Trouble Again Brewing At Pocahontas County Animal Shelter
Marlinton, WV – Trouble is once again brewing at the Pocahontas County animal shelter. Relations seem to have broken down between those who are responsible for the shelter, the Pocahontas County Society for Prevention of Cruelty to Animals and the owners of the Allegheny Recreation Center building in Marlinton, where the county shelter is housed.
The SPCA holds the contract for the animal shelter. ARC owners JP Duncan and John Fitzgerald are subcontractors and run the shelter on a daily basis. At the Pocahontas County Commission meeting Tuesday, SPCA Treasurer Jay Miller told the Commissioners the working relationship between the two organizations may be irretrievably broken. Miller wants the Commission to consider separating the shelter from the other businesses housed in the ARC building. Commission President David Fleming is not sure that can be done.
“My central concern is that we need a place to put the animals” says Fleming “and the question for the County Commission is what control or authority do we have over the ARC building, given the lease that we have with Mr. Fitzgerald and Mr. Duncan. If we would have no authority to change the lease or to segment off certain portions of the building for animal control, if we have no authority to do that, to change things with ARC, it’s sort of a all or nothing proposition.
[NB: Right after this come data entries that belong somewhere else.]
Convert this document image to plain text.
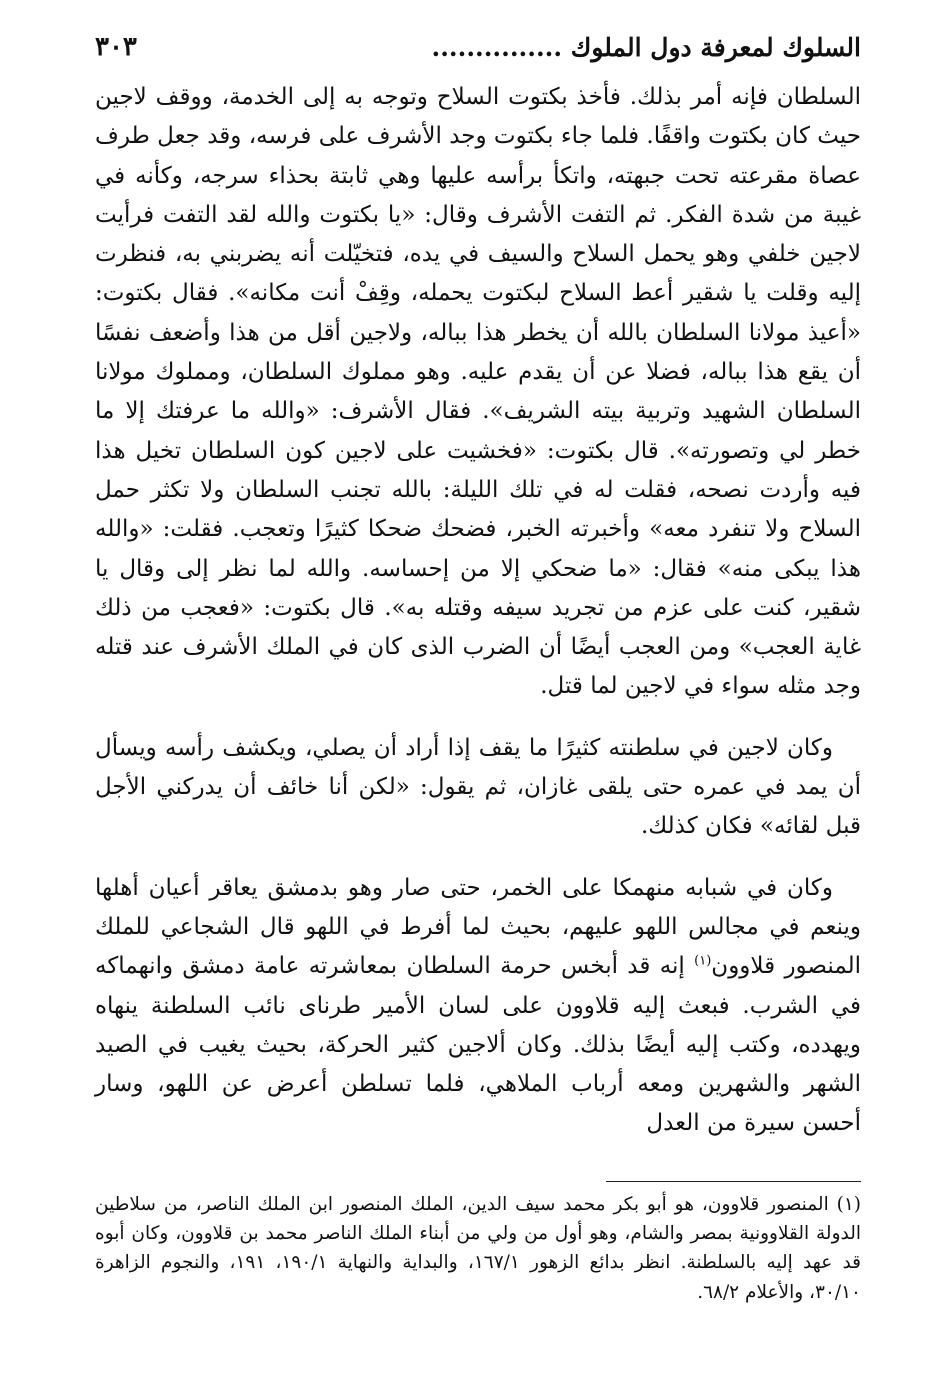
السلوك لمعرفة دول الملوك ...............
٣٠٣

السلطان فإنه أمر بذلك. فأخذ بكتوت السلاح وتوجه به إلى الخدمة، ووقف لاجين حيث كان بكتوت واقفًا. فلما جاء بكتوت وجد الأشرف على فرسه، وقد جعل طرف عصاة مقرعته تحت جبهته، واتكأ برأسه عليها وهي ثابتة بحذاء سرجه، وكأنه في غيبة من شدة الفكر. ثم التفت الأشرف وقال: «يا بكتوت والله لقد التفت فرأيت لاجين خلفي وهو يحمل السلاح والسيف في يده، فتخيّلت أنه يضربني به، فنظرت إليه وقلت يا شقير أعط السلاح لبكتوت يحمله، وقِفْ أنت مكانه». فقال بكتوت: «أعيذ مولانا السلطان بالله أن يخطر هذا بباله، ولاجين أقل من هذا وأضعف نفسًا أن يقع هذا بباله، فضلا عن أن يقدم عليه. وهو مملوك السلطان، ومملوك مولانا السلطان الشهيد وتربية بيته الشريف». فقال الأشرف: «والله ما عرفتك إلا ما خطر لي وتصورته». قال بكتوت: «فخشيت على لاجين كون السلطان تخيل هذا فيه وأردت نصحه، فقلت له في تلك الليلة: بالله تجنب السلطان ولا تكثر حمل السلاح ولا تنفرد معه» وأخبرته الخبر، فضحك ضحكا كثيرًا وتعجب. فقلت: «والله هذا يبكى منه» فقال: «ما ضحكي إلا من إحساسه. والله لما نظر إلى وقال يا شقير، كنت على عزم من تجريد سيفه وقتله به». قال بكتوت: «فعجب من ذلك غاية العجب» ومن العجب أيضًا أن الضرب الذى كان في الملك الأشرف عند قتله وجد مثله سواء في لاجين لما قتل.

وكان لاجين في سلطنته كثيرًا ما يقف إذا أراد أن يصلي، ويكشف رأسه ويسأل أن يمد في عمره حتى يلقى غازان، ثم يقول: «لكن أنا خائف أن يدركني الأجل قبل لقائه» فكان كذلك.

وكان في شبابه منهمكا على الخمر، حتى صار وهو بدمشق يعاقر أعيان أهلها وينعم في مجالس اللهو عليهم، بحيث لما أفرط في اللهو قال الشجاعي للملك المنصور قلاوون$^{(١)}$ إنه قد أبخس حرمة السلطان بمعاشرته عامة دمشق وانهماكه في الشرب. فبعث إليه قلاوون على لسان الأمير طرناى نائب السلطنة ينهاه ويهدده، وكتب إليه أيضًا بذلك. وكان ألاجين كثير الحركة، بحيث يغيب في الصيد الشهر والشهرين ومعه أرباب الملاهي، فلما تسلطن أعرض عن اللهو، وسار أحسن سيرة من العدل

(١) المنصور قلاوون، هو أبو بكر محمد سيف الدين، الملك المنصور ابن الملك الناصر، من سلاطين الدولة القلاوونية بمصر والشام، وهو أول من ولي من أبناء الملك الناصر محمد بن قلاوون، وكان أبوه قد عهد إليه بالسلطنة. انظر بدائع الزهور ١٦٧/١، والبداية والنهاية ١٩٠/١، ١٩١، والنجوم الزاهرة ٣٠/١٠، والأعلام ٦٨/٢.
I want to know what options we have.”
There’s also an issue of accountability. Miller says the ARC will receive $74,400.00 this fiscal year for which there is no financial accountability to the SPCA, the Commission, or the public. Combined with money contributed to the SPCA to cover veterinary expenses, the total cost of the animal control contract this fiscal year is almost $87,000.00.
Commissioner Fleming says that amount is probably not sustainable given declining county revenues. Miller says the SPCA could run the shelter for about half the cost of the ARC, a figure disputed by the ARC owners. Fleming offered his opinion on finding a solution.
“At a high level, my thinking is the County Commission has two possibilities” he says. “One is to try to renegotiate the lease terms in an affable fashion or just by letter of the law that we can do that, or just find different accommodations for the animals.”
The Commission will discuss this further at the next meeting on March 15th.
In other business, the Commissioners declined to take any action on a request from County Clerk Melissa Bennett to allow local attorneys access to County records after regular courthouse hours to do title searches. Bennett says many counties in the state already allow this under varying circumstances. Commissioner Martin Saffer is fervently opposed to the idea, citing security concerns and that attorneys shouldn’t be given special access.
Attorney Mike Doss says being able to do the work at night would greatly benefit his practice. He accuses Commissioner Saffer of having a conflict of interest in weighing in on the subject.
“Mr. Saffer himself has never done that I’ve ever seen a title search on his own that I know of” says Doss. “And maybe I’m wrong, maybe he has done it; he has someone who does it for him. And the conflict is that if we’re allowed to do them in the evening, he’s afraid to a certain extent that we’re going to take up all the work and then his helper will not have work – that’s the conflict.”
Doss’s argument failed to persuade the Commissioners.
The Commission also discussed repairs to the courthouse front steps. They will advertise for bids to the repairs. Based on those bids, they’ll decide whether or not the county has sufficient funding to proceed with the repairs.